I was getting everything ready to start a compost pile for my garden when it struck me how similar composting is to solving our personal mysteries. Rarely is an ah-ha moment not proceeded by copious amounts of reflection. This time spent in the in-between is the time we tend to our internal compost pile, made up of diverse information, endless ideas, and the garbage we pick up as we go through life’s complexities. Add to this the thoughts we have, emotions we feel, insights, daydreams, hopes, and fantasies that fill in the hours of our days and we have quite a mixture on our hands that needs time to mature into something life giving. All of this material sits inside, some conscious, some unconscious, simmering and brewing, until it eventually turns into valuable insights that lead to new ways of being.

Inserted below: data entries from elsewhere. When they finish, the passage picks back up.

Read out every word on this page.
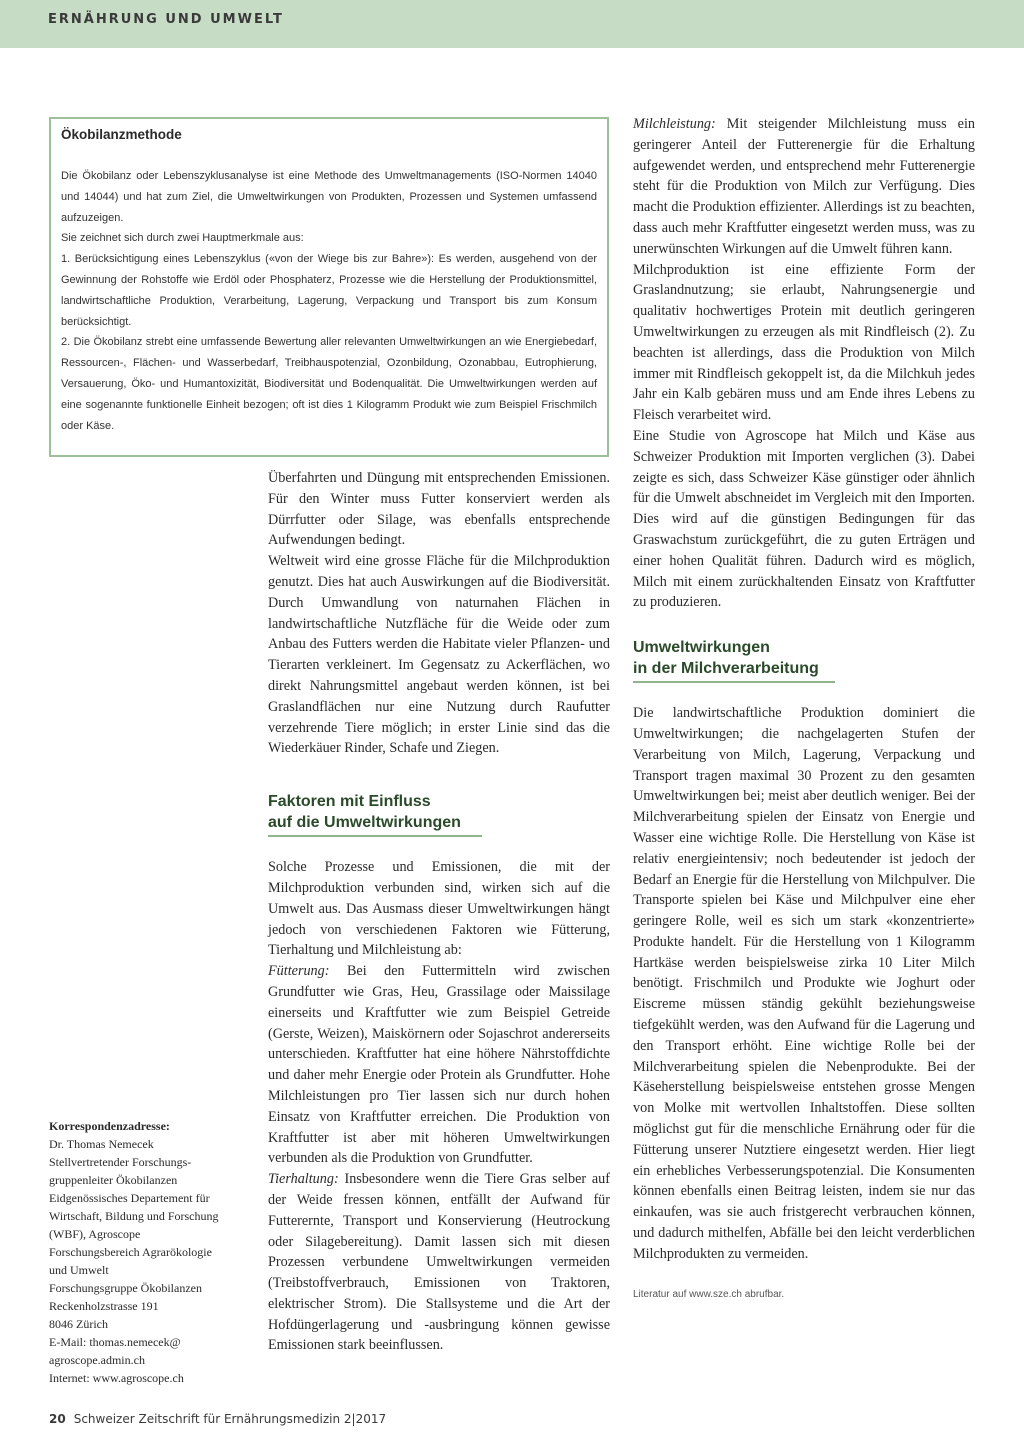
ERNÄHRUNG UND UMWELT
Ökobilanzmethode

Die Ökobilanz oder Lebenszyklusanalyse ist eine Methode des Umweltmanagements (ISO-Normen 14040 und 14044) und hat zum Ziel, die Umweltwirkungen von Produkten, Prozessen und Systemen umfassend aufzuzeigen.

Sie zeichnet sich durch zwei Hauptmerkmale aus:

1. Berücksichtigung eines Lebenszyklus («von der Wiege bis zur Bahre»): Es werden, ausgehend von der Gewinnung der Rohstoffe wie Erdöl oder Phosphaterz, Prozesse wie die Herstellung der Produktionsmittel, landwirtschaftliche Produktion, Verarbeitung, Lagerung, Verpackung und Transport bis zum Konsum berücksichtigt.

2. Die Ökobilanz strebt eine umfassende Bewertung aller relevanten Umweltwirkungen an wie Energiebedarf, Ressourcen-, Flächen- und Wasserbedarf, Treibhauspotenzial, Ozonbildung, Ozonabbau, Eutrophierung, Versauerung, Öko- und Humantoxizität, Biodiversität und Bodenqualität. Die Umweltwirkungen werden auf eine sogenannte funktionelle Einheit bezogen; oft ist dies 1 Kilogramm Produkt wie zum Beispiel Frischmilch oder Käse.

Überfahrten und Düngung mit entsprechenden Emissionen. Für den Winter muss Futter konserviert werden als Dürrfutter oder Silage, was ebenfalls entsprechende Aufwendungen bedingt.

Weltweit wird eine grosse Fläche für die Milchproduktion genutzt. Dies hat auch Auswirkungen auf die Biodiversität. Durch Umwandlung von naturnahen Flächen in landwirtschaftliche Nutzfläche für die Weide oder zum Anbau des Futters werden die Habitate vieler Pflanzen- und Tierarten verkleinert. Im Gegensatz zu Ackerflächen, wo direkt Nahrungsmittel angebaut werden können, ist bei Graslandflächen nur eine Nutzung durch Raufutter verzehrende Tiere möglich; in erster Linie sind das die Wiederkäuer Rinder, Schafe und Ziegen.

Faktoren mit Einfluss
auf die Umweltwirkungen

Solche Prozesse und Emissionen, die mit der Milchproduktion verbunden sind, wirken sich auf die Umwelt aus. Das Ausmass dieser Umweltwirkungen hängt jedoch von verschiedenen Faktoren wie Fütterung, Tierhaltung und Milchleistung ab:

Fütterung: Bei den Futtermitteln wird zwischen Grundfutter wie Gras, Heu, Grassilage oder Maissilage einerseits und Kraftfutter wie zum Beispiel Getreide (Gerste, Weizen), Maiskörnern oder Sojaschrot andererseits unterschieden. Kraftfutter hat eine höhere Nährstoffdichte und daher mehr Energie oder Protein als Grundfutter. Hohe Milchleistungen pro Tier lassen sich nur durch hohen Einsatz von Kraftfutter erreichen. Die Produktion von Kraftfutter ist aber mit höheren Umweltwirkungen verbunden als die Produktion von Grundfutter.

Tierhaltung: Insbesondere wenn die Tiere Gras selber auf der Weide fressen können, entfällt der Aufwand für Futterernte, Transport und Konservierung (Heutrockung oder Silagebereitung). Damit lassen sich mit diesen Prozessen verbundene Umweltwirkungen vermeiden (Treibstoffverbrauch, Emissionen von Traktoren, elektrischer Strom). Die Stallsysteme und die Art der Hofdüngerlagerung und -ausbringung können gewisse Emissionen stark beeinflussen.

Milchleistung: Mit steigender Milchleistung muss ein geringerer Anteil der Futterenergie für die Erhaltung aufgewendet werden, und entsprechend mehr Futterenergie steht für die Produktion von Milch zur Verfügung. Dies macht die Produktion effizienter. Allerdings ist zu beachten, dass auch mehr Kraftfutter eingesetzt werden muss, was zu unerwünschten Wirkungen auf die Umwelt führen kann.

Milchproduktion ist eine effiziente Form der Graslandnutzung; sie erlaubt, Nahrungsenergie und qualitativ hochwertiges Protein mit deutlich geringeren Umweltwirkungen zu erzeugen als mit Rindfleisch (2). Zu beachten ist allerdings, dass die Produktion von Milch immer mit Rindfleisch gekoppelt ist, da die Milchkuh jedes Jahr ein Kalb gebären muss und am Ende ihres Lebens zu Fleisch verarbeitet wird.

Eine Studie von Agroscope hat Milch und Käse aus Schweizer Produktion mit Importen verglichen (3). Dabei zeigte es sich, dass Schweizer Käse günstiger oder ähnlich für die Umwelt abschneidet im Vergleich mit den Importen. Dies wird auf die günstigen Bedingungen für das Graswachstum zurückgeführt, die zu guten Erträgen und einer hohen Qualität führen. Dadurch wird es möglich, Milch mit einem zurückhaltenden Einsatz von Kraftfutter zu produzieren.

Umweltwirkungen
in der Milchverarbeitung

Die landwirtschaftliche Produktion dominiert die Umweltwirkungen; die nachgelagerten Stufen der Verarbeitung von Milch, Lagerung, Verpackung und Transport tragen maximal 30 Prozent zu den gesamten Umweltwirkungen bei; meist aber deutlich weniger. Bei der Milchverarbeitung spielen der Einsatz von Energie und Wasser eine wichtige Rolle. Die Herstellung von Käse ist relativ energieintensiv; noch bedeutender ist jedoch der Bedarf an Energie für die Herstellung von Milchpulver. Die Transporte spielen bei Käse und Milchpulver eine eher geringere Rolle, weil es sich um stark «konzentrierte» Produkte handelt. Für die Herstellung von 1 Kilogramm Hartkäse werden beispielsweise zirka 10 Liter Milch benötigt. Frischmilch und Produkte wie Joghurt oder Eiscreme müssen ständig gekühlt beziehungsweise tiefgekühlt werden, was den Aufwand für die Lagerung und den Transport erhöht. Eine wichtige Rolle bei der Milchverarbeitung spielen die Nebenprodukte. Bei der Käseherstellung beispielsweise entstehen grosse Mengen von Molke mit wertvollen Inhaltstoffen. Diese sollten möglichst gut für die menschliche Ernährung oder für die Fütterung unserer Nutztiere eingesetzt werden. Hier liegt ein erhebliches Verbesserungspotenzial. Die Konsumenten können ebenfalls einen Beitrag leisten, indem sie nur das einkaufen, was sie auch fristgerecht verbrauchen können, und dadurch mithelfen, Abfälle bei den leicht verderblichen Milchprodukten zu vermeiden.

Literatur auf www.sze.ch abrufbar.
Korrespondenzadresse:
Dr. Thomas Nemecek
Stellvertretender Forschungs-
gruppenleiter Ökobilanzen
Eidgenössisches Departement für
Wirtschaft, Bildung und Forschung
(WBF), Agroscope
Forschungsbereich Agrarökologie
und Umwelt
Forschungsgruppe Ökobilanzen
Reckenholzstrasse 191
8046 Zürich
E-Mail: thomas.nemecek@
agroscope.admin.ch
Internet: www.agroscope.ch
20 Schweizer Zeitschrift für Ernährungsmedizin 2|2017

Just like the compost pile for our garden we have to keep at the internal heap as well, stirring up long forgotten thoughts and ideas so they can get some air up on the surface again. Then we can see these old ideas in a new light, let insights and ideas layer, and make unexpected connections until it all blends into a fertile foundation. This new material feeds the rest of our lives and gives birth to the unexpected, to the things we couldn’t have imagined before, and leads us to new paths. Everything we come into contact with is composted and recycled into something more useful for our lives.
And then there are all those who’ve come before. People who’ve mined the depths and come up with absolute gems. They are like the starter for our compost pile. It’s part of the reason I love reading other people’s words, at times they help me find the thread of my own voice. Heraclitus, Lao Tzu, Hildegard of Bingen, Gandhi, Anais Nin, Martin Luther King, Carl Jung, Marion Woodman, and the list goes on. We don’t have to reinvent the wheel, we can let what others have learned give us a head start to finding our own truths. We find the people who speak our internal language, see what resonates, and begin from there. All of that goes on our internal compost pile too.
By blending together all of these insights coming at us from every direction and letting them distill into something deeper how can we go wrong? When we combine our authentic questioning with the heavyweights of the past we create the most beautiful garden of the mind that can’t help but nurture and enrich us, and in turn everyone we come into contact with.
So welcome spring, start composting, we have lots to grow.